USS Benson (DD-421), late 1945 
by Robert Apfelzweig 
USS-Benson-01

1/350 USS Benson DD-421 (Dragon)

The USS Benson was the first of a class of 10 destroyers built just before America entered World War II.  It served in the Atlantic from commissioning until May 1945, when it transferred to the Pacific war theater.  I recently became acquainted with an elderly retired professor from Stanford University who, as a young ensign, had served aboard the Benson during the last year of the war; although he never saw any combat, he and his ship did survive a fearsome typhoon in September or October 1945, just after the war had ended.  He commissioned me to build a model of the ship on which he had served (it was my first destroyer build in 1:350), and Dragon has produced a beautiful and (mostly) easy to build kit.  This model apparently can be made into several different Benson-class destroyers, and there are many spare or extra parts on the sprues that are not used for the Benson itself, though the instruction sheet sometimes illustrates the wrong part or part number and the confusion is increased by the use of two different Q sprues in the same kit.  A pair of small photoetch frets are included, providing additional fine parts for watertight doors, ladders, propeller guards, the caging around depth charges, and various light AA parts.  I added the 3-bar railing and a suitable radar antenna from my stash of spare photoetch parts, as well as most of the 20 mm Oerlikon components from Master Model.  Rigging was from black stretched sprue.  I used up the last of my Pollyscale 20B dark blue paint on the decks, a mix of several Tamiya greys for the Haze gray 5H on the vertical superstructure surfaces, and WEM 5N Navy blue for the hull; the lower hull was sprayed with Testor's flat red and the boot topping and funnel tops were Tamiya flat black.
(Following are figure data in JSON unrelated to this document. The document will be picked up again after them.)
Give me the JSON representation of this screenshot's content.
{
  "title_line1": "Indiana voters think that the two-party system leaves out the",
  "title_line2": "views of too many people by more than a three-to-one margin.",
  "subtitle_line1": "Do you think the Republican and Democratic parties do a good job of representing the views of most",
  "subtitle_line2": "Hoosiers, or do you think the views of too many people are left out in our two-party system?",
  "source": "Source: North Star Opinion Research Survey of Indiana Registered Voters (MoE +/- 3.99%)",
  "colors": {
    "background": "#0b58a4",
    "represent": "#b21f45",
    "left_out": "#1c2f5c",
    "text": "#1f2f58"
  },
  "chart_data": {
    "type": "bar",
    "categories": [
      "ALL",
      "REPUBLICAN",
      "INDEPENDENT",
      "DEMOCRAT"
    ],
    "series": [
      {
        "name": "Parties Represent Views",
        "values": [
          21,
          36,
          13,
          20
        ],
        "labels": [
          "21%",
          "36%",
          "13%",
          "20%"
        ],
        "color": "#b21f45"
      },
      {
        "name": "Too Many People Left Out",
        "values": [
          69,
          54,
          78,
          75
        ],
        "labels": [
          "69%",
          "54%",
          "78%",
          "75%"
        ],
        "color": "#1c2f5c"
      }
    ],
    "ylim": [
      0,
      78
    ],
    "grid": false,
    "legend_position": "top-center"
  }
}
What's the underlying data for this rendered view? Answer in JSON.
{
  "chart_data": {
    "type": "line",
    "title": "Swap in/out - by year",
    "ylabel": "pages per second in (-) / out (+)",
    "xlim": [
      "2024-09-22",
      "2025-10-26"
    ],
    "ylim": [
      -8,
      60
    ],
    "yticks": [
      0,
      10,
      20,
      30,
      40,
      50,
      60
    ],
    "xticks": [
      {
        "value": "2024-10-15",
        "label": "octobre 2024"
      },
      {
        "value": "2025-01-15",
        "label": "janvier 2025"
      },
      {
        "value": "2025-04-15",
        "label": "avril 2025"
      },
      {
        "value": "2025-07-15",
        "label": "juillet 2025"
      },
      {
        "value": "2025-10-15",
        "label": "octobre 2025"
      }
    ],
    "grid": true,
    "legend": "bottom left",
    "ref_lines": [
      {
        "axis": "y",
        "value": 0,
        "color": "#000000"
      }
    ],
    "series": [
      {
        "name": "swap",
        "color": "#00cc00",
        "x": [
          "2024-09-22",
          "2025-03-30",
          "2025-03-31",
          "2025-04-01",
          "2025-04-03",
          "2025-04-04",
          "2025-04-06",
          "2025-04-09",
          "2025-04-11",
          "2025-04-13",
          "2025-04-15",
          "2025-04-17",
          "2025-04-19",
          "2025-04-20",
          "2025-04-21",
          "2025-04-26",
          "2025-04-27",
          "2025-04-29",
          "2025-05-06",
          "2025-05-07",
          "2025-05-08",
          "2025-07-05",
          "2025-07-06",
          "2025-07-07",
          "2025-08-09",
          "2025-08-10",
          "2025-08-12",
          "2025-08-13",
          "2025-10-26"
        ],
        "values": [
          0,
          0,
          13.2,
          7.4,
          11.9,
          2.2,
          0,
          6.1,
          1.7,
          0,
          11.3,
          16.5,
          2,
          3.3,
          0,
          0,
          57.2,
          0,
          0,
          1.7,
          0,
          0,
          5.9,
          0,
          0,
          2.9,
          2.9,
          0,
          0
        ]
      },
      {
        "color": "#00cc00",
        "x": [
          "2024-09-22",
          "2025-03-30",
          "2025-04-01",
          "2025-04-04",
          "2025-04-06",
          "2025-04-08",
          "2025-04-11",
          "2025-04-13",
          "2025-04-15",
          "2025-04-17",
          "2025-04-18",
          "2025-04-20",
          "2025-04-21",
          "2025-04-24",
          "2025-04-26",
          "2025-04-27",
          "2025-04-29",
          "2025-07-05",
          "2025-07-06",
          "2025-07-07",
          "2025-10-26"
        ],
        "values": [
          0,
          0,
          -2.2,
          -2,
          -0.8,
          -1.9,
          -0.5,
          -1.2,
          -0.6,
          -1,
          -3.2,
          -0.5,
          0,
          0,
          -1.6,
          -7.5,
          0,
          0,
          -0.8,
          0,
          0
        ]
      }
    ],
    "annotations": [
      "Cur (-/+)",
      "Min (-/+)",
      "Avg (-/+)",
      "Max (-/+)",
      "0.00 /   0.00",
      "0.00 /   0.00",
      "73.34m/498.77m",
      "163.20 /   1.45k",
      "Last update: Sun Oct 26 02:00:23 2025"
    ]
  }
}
I mentioned that this kit was mostly easy to build; if you follow the order of building recommended in the instructions, the bridge and superstructure components amidships (on which are the funnels and torpedo tubes) are to be fully assembled first and then glued onto the main deck; however, I could not quite fit the central superstructure assembly into its deck position without cutting away a millimeter or so of the forward end, or else I would have crushed the whole thing by forcing it into place right behind the bridge.  It would be best to dry-fit these parts before completing them to assure an easier assembly.

The USS Benson, as indicated above, survived the war and was placed in reserve at the Charleston Navy Yard in March 1946, then was transferred to Taiwan in 1954, serving in that country's navy until being taken out of service and scrapped in 1974.